McAllister v. LAUSD

McAllister v. LAUSD (2013) 216 Cal. App. 4th 1198 

Patricia McAllister was a substitute teacher who was dismissed by the District after she had disclosed that she was a District employee while she made anti-Semitic remarks during an interview at an Occupy LA rally in October 2011.  After her at-will employment was terminated, she sued the District and Superintendent Deasy alleging that her free speech rights had been violated under 42 U.S.C. § 1983 and the California Constitution claiming over $25 million in damages.  She further asserted claims for public policy wrongful termination and negligent infliction of emotional distress.

At the trial court level, Judge Rita Miller sustained the demurrer filed on behalf of the District and Dr. Deasy, thereby dismissing the entire case.  McAllister appealed the Judgment claiming that the trial court erred in its ruling.  The Court of Appeal, Second Appellate District (Division Two), affirmed the Judgment in full. 

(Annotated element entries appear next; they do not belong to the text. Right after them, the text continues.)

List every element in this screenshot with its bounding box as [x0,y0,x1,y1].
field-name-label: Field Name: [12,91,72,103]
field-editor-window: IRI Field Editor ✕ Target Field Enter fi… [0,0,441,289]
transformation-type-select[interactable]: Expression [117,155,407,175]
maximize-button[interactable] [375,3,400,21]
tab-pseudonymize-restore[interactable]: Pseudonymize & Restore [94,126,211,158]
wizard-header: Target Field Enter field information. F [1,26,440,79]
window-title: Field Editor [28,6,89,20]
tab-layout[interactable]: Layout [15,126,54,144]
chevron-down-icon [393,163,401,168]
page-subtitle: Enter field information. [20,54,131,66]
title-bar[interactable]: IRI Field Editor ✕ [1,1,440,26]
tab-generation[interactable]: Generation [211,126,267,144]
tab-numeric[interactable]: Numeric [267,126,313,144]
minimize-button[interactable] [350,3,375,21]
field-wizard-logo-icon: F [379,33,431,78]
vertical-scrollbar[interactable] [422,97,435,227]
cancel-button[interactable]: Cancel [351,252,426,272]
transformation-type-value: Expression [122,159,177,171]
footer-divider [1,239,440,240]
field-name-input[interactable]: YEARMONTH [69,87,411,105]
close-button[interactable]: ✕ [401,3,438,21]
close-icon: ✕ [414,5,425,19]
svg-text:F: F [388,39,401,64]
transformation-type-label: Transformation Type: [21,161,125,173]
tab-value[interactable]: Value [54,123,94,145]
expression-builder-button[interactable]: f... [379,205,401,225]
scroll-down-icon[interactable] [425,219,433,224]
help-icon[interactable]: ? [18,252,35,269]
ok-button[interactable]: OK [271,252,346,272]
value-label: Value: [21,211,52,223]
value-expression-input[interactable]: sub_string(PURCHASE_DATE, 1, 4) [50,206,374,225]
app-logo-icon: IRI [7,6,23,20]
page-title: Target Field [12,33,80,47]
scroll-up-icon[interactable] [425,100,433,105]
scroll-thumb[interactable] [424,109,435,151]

In its unanimous published decision, the Court upheld the ruling that because Dr. Deasy was being sued in his official capacity as Superintendent (and not as an individual), Plaintiff could not state a § 1983 claim against him in that capacity.  With respect to the other claims, the panel of judges completely agreed with the defense arguments that: 1) under these facts, there can be no private right of action for damages under the California Constitution (free speech violation); 2) no injunctive relief was available; and 3) LAUSD and Dr. Deasy are not subject to public policy wrongful termination and negligent infliction of emotional distress claims under the Government Code and caselaw.